Our Ethnic Heritage
Although our region has a very diverse ethnic heritage today, it didn't begin to prosper until after the War of 1812 and the opening of the Erie Canal in 1825. Besides the Native Americans who first settled in the area (the Ottawa controlled most of the region up to 1800) and the few French explorers in the 1600s and British troops from Canada in the 1700s, there was little to say about the ethnic diversity of this area. But things changed dramatically with the opening of the Erie Canal and the advent of the railroad.
People poured into this area as the United States began to expand westward. Like many cities of the day, as people of similar ethnic backgrounds moved to Toledo, they stayed together and built their own neighborhoods. It was the Irish who settled the Warehouse District of Toledo - they came here to work on the Miami-Erie Canal and the docks. Just south of the Warehouse District at City Park and Nebraska, is Lenk’s Hill, an area settled by the Germans and home to several breweries. In fact, Toledo has been home to many ethnic enclaves. For example:
- (Eastern) Polish: Lagreinka at Lagrange and Central – St. Hedgwick Church.
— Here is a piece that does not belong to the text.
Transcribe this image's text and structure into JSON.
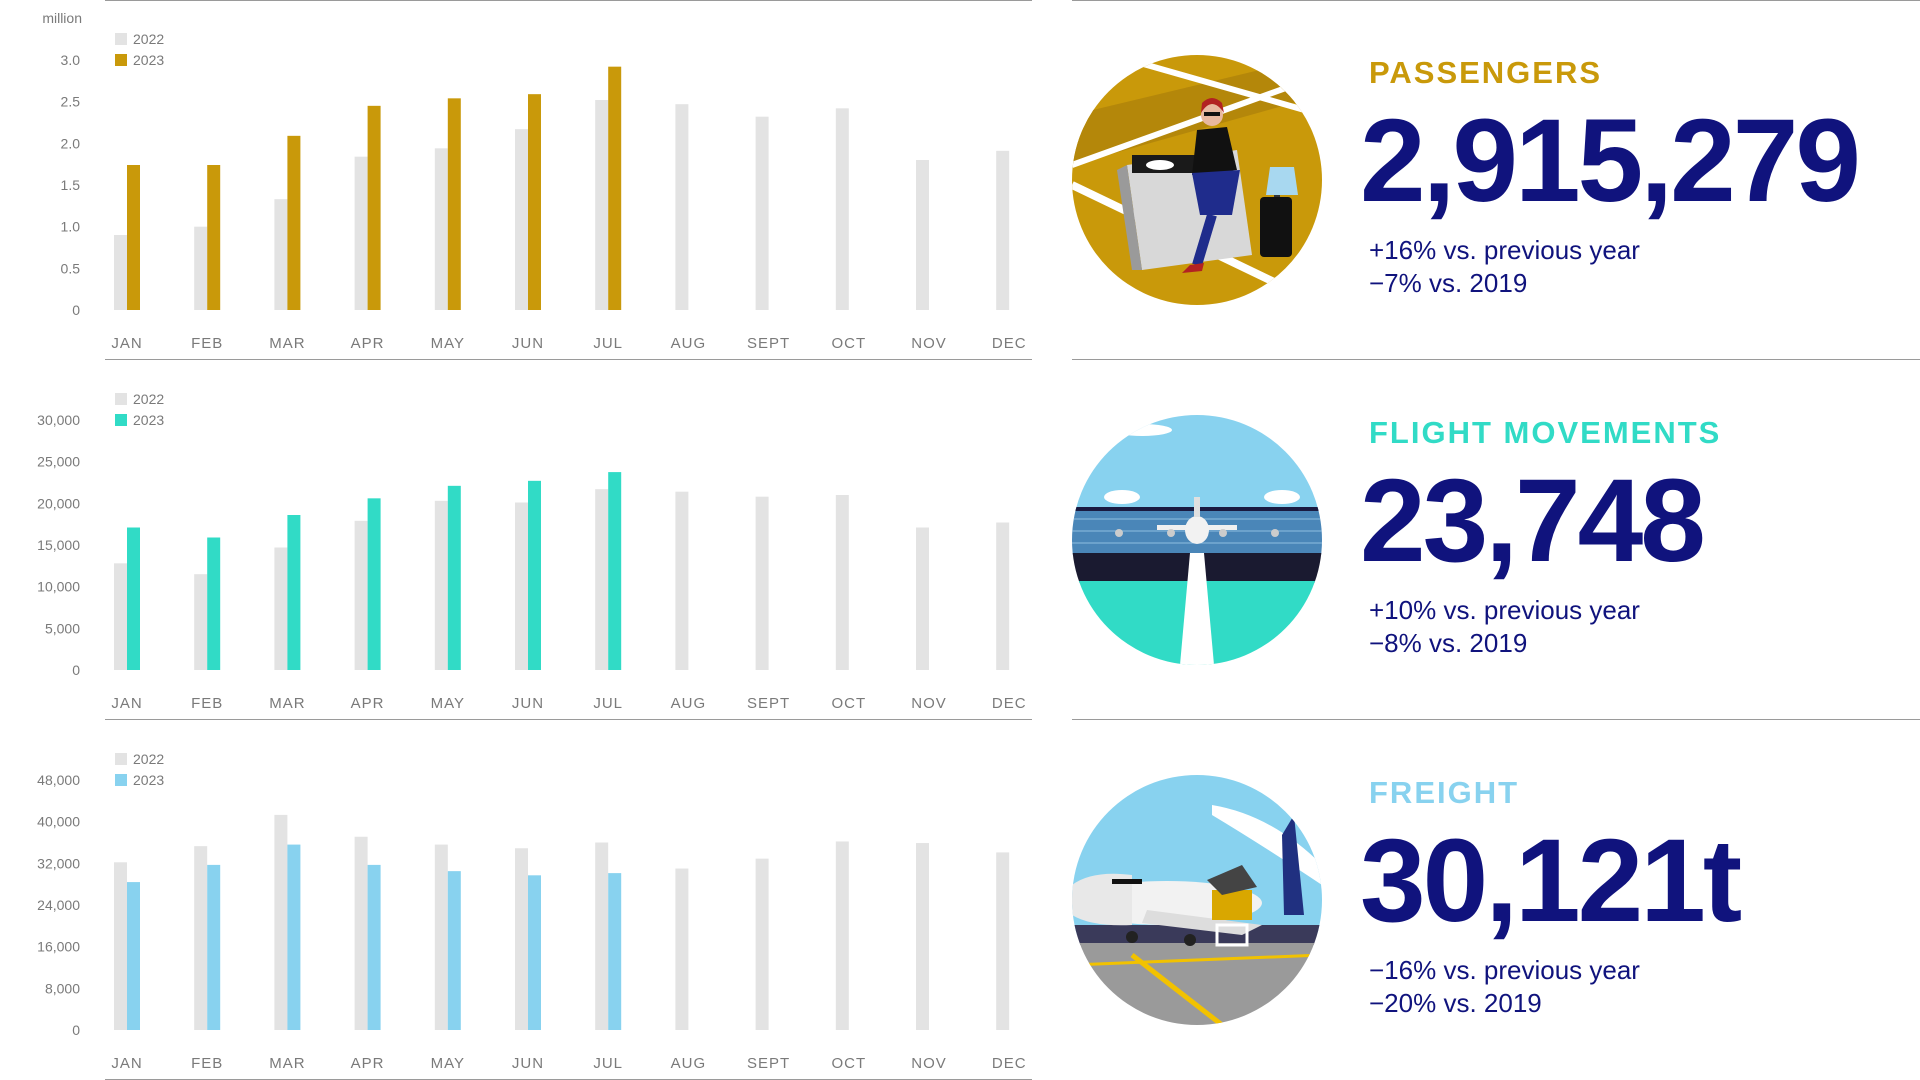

- (Western) Polish: Kuschwantz (aka "Cow's Tail") Nebraska and Junction – St. Anthony Church.
- Hungarian: Birmingham at Front and Consaul.
- Syrian: Near North (first Mosque on Bancroft, East of Cherry).
- African American: Near the Warehouse District (around the Civil War), then Stickney Avenue and by the end of the 1920’s, ⅔ lived in the Pinewood District (City Park and Indiana Avenue).
- Bulgarian: East Side at Main and Nevada.
- Russian Jewish: Canton Avenue.
- French: East Side.
Our diversity has helped make Toledo a great city and yet it has also been at the center of some of our more complex problems. In a moment, we’ll be looking north toward Vistula and the North End, the site of racial tension and rioting in 2005. But since we’re looking south, think about this – the first race riot occurred in Toledo in 1862 when white dock workers rioted against African-Americans over jobs and pay. Homes were stoned and people were beaten in an attempt to push African-American workers out of Toledo. So, while our ethnic heritage is diverse, it has not always been pretty.
History is not just trivia, there’s a lesson for us in looking back at our past, warts and all.